CROATIA: a strong desire to see the UK stay

The potential terms of any agreement with a UK leaving the EU are not discussed in Croatia. Croatia hopes the UK will vote to stay. Prime Minister Oreskovic, speaking at the EU Council meeting in February, spoke of only one solution: the UK remaining in the EU. Any compromise which would safeguard that desired outcome was preferable to a UK withdrawal.

As the newest member of the EU, the preservation of the Union is very important to Croatia. It sends a message that the effort invested in the accession process was worthwhile, that membership pays off despite ongoing difficulties, that closing the ranks among partners make each stronger. The Croatian view is, therefore, more symbolic and normative than issue-based. The total of Croatian exports to the UK is just 2%. The UK extended restrictions on the mobility of Croatian workers until 2018, with a possible further extension for another two years after that. Short of a thick bilateral agenda between the two countries, Croatia has little incentive to discuss any red-lines in case of the EU negotiating a UK exit.

If indeed the UK decides to leave the EU, only then will discussion on new terms begin. The political establishment hopes there will be no need for this. Discussing it in advance is viewed as speculative, undesirable and risks sending a signal that the leave scenario is viewed as likely. Nobody wants to anticipate such a scenario or do anything that could encourage it.

It is to be hoped that bilateral relations will adapt to any new situation and that cooperation within NATO will remain and be unaffected. However, a British exit will further undermine the already weakened EU enlargement policy to which Croatia subscribes and it will open discussion in Croatia about its realignments within (and outside) the EU.

Dr. Senada Šelo Šabić, Institute for Development and International Relations, Zagreb.

ESTONIA: Practical questions for the Estonian EU Presidency

For Estonia the withdrawal of the UK from the EU would have an immediate practical question in the form of the EU’s rotating presidency. The UK is due to fill the EU Presidency in the second half of 2017. Estonia is supposed to be presiding over the EU just after the UK in the first half of 2018 (at the same time, Estonia will be celebrating the centenary of the Republic of Estonia). A UK focusing on exit negotiations would leave it little if any time to focus on its Presidency. However, when I asked the Estonian Foreign Minister Marina Kaljurand what would happen, she replied that her British colleague, Philip Hammond, had assured her that the UK would do its duty and preside over the EU in the second half of 2017. It may be that Estonia and Malta (who hold the presidency in the first half of 2017) will have to step in to informally lead on many issues.

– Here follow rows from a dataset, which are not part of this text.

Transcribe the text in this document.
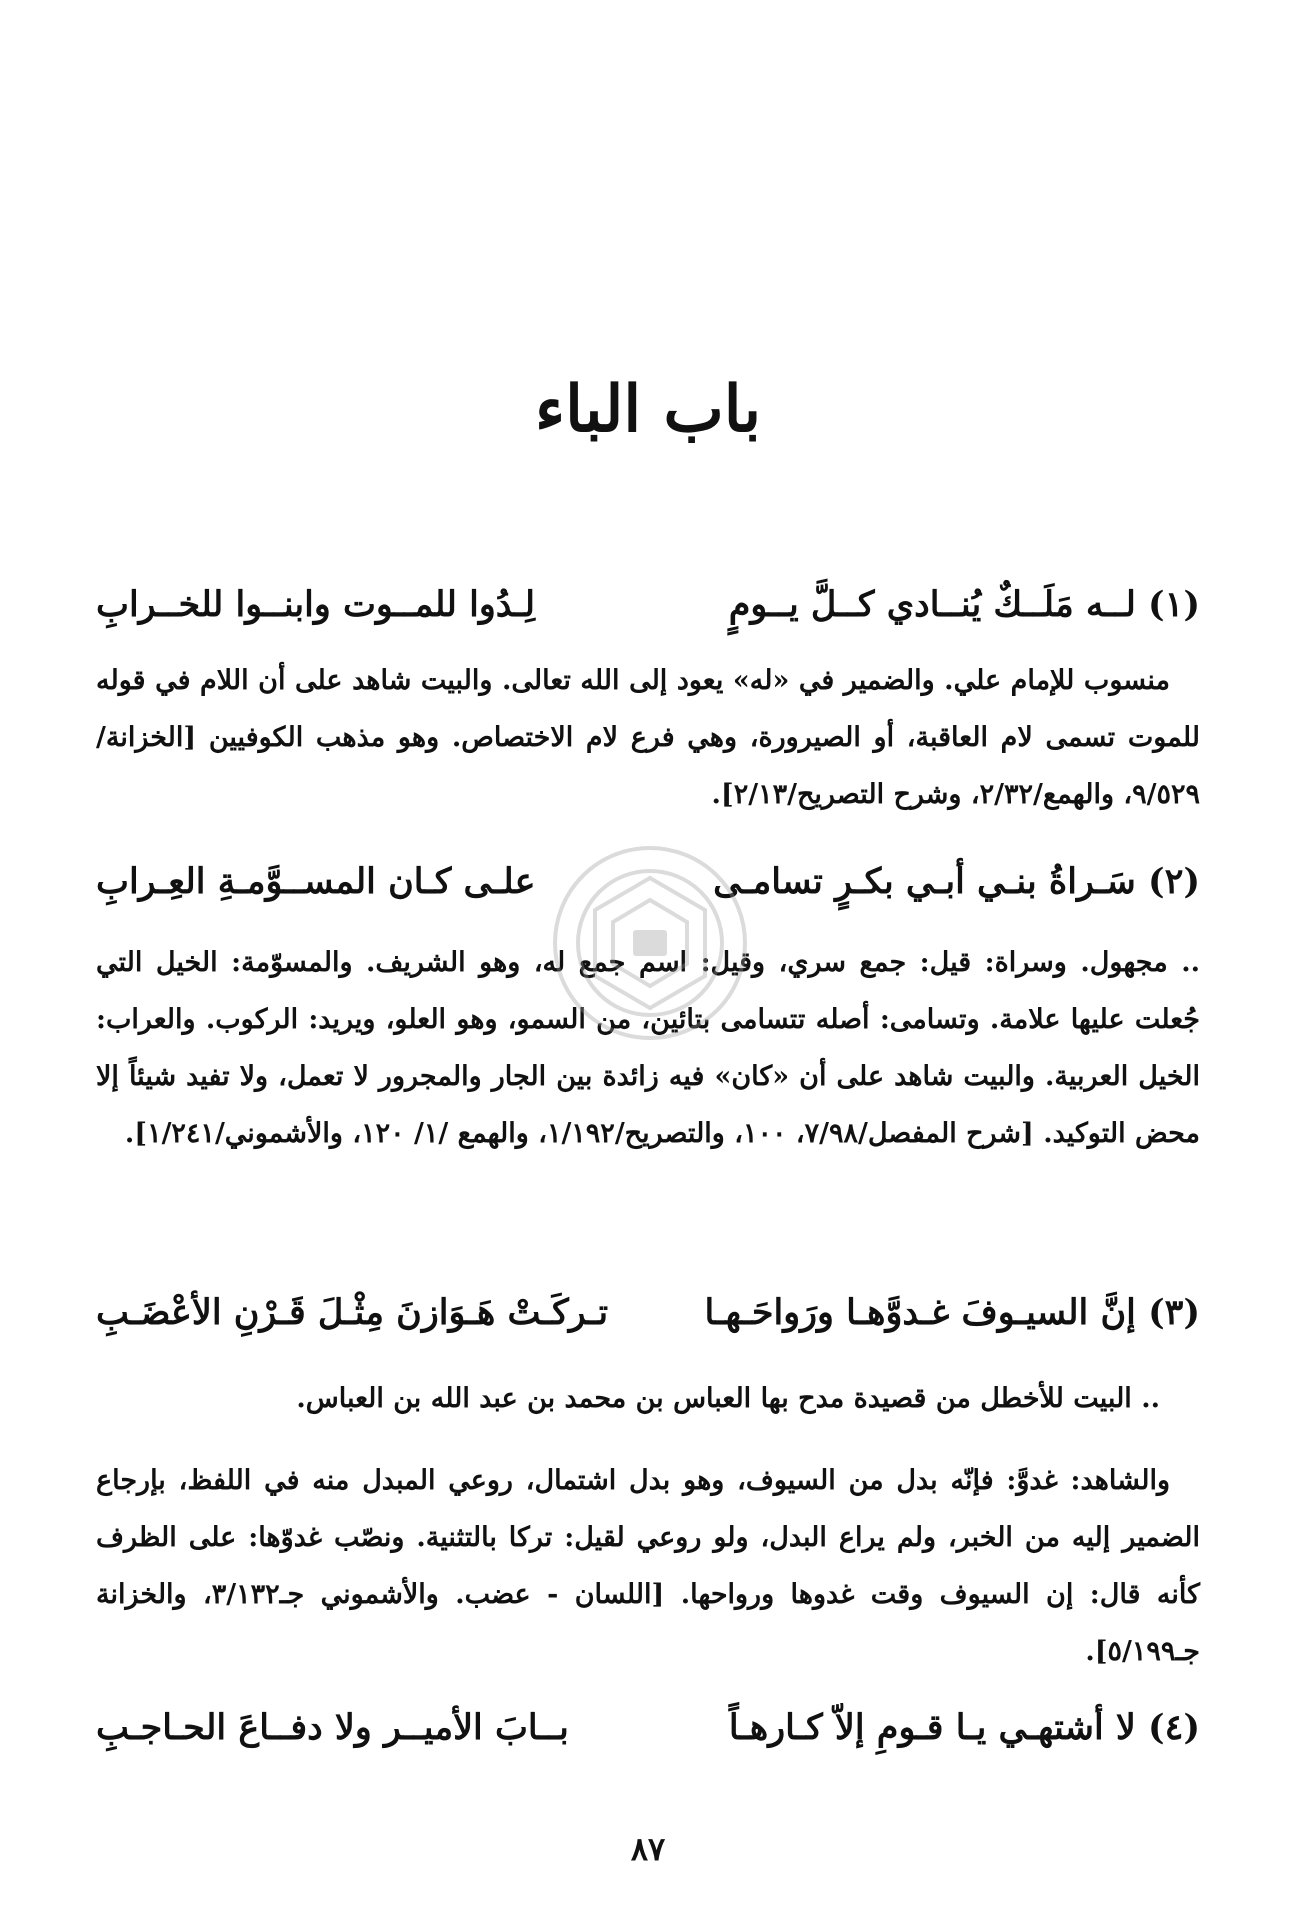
باب الباء
(١) لــه مَلَــكٌ يُنــادي كــلَّ يــومٍ
لِـدُوا للمــوت وابنــوا للخــرابِ

منسوب للإمام علي. والضمير في «له» يعود إلى الله تعالى. والبيت شاهد على أن اللام في قوله للموت تسمى لام العاقبة، أو الصيرورة، وهي فرع لام الاختصاص. وهو مذهب الكوفيين [الخزانة/٩/٥٢٩، والهمع/٢/٣٢، وشرح التصريح/٢/١٣].

(٢) سَـراةُ بنـي أبـي بكـرٍ تسامـى
علـى كـان المســوَّمـةِ العِـرابِ

.. مجهول. وسراة: قيل: جمع سري، وقيل: اسم جمع له، وهو الشريف. والمسوّمة: الخيل التي جُعلت عليها علامة. وتسامى: أصله تتسامى بتائين، من السمو، وهو العلو، ويريد: الركوب. والعراب: الخيل العربية. والبيت شاهد على أن «كان» فيه زائدة بين الجار والمجرور لا تعمل، ولا تفيد شيئاً إلا محض التوكيد. [شرح المفصل/٧/٩٨، ١٠٠، والتصريح/١/١٩٢، والهمع /١/ ١٢٠، والأشموني/١/٢٤١].

(٣) إنَّ السيـوفَ غـدوَّهـا ورَواحَـهـا
تـركَـتْ هَـوَازنَ مِثْـلَ قَـرْنِ الأعْضَـبِ

.. البيت للأخطل من قصيدة مدح بها العباس بن محمد بن عبد الله بن العباس.

والشاهد: غدوَّ: فإنّه بدل من السيوف، وهو بدل اشتمال، روعي المبدل منه في اللفظ، بإرجاع الضمير إليه من الخبر، ولم يراع البدل، ولو روعي لقيل: تركا بالتثنية. ونصّب غدوّها: على الظرف كأنه قال: إن السيوف وقت غدوها ورواحها. [اللسان - عضب. والأشموني جـ٣/١٣٢، والخزانة جـ٥/١٩٩].

(٤) لا أشتهـي يـا قـومِ إلاّ كـارهـاً
بــابَ الأميــر ولا دفــاعَ الحـاجـبِ
٨٧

The second question is broader, of course. The UK withdrawal will change the essence of the EU. It is not about reshuffling the seats in the Council or the European Parliament and seeing how a redistributed QMV works. Rather it is about the question of whether the European Union would be able to function in general. A British exit would confirm that the current referendum logic is negative (Denmark, the Netherlands, the UK) and poses more seriously than ever the fundamental question of how to combine the democratic process with the functioning of the EU. The UK’s referendum may give a straightforward answer to that question that these things cannot be combined. The Estonian Government has opted to not make any statements on the issue and so let the democratic process decide the result.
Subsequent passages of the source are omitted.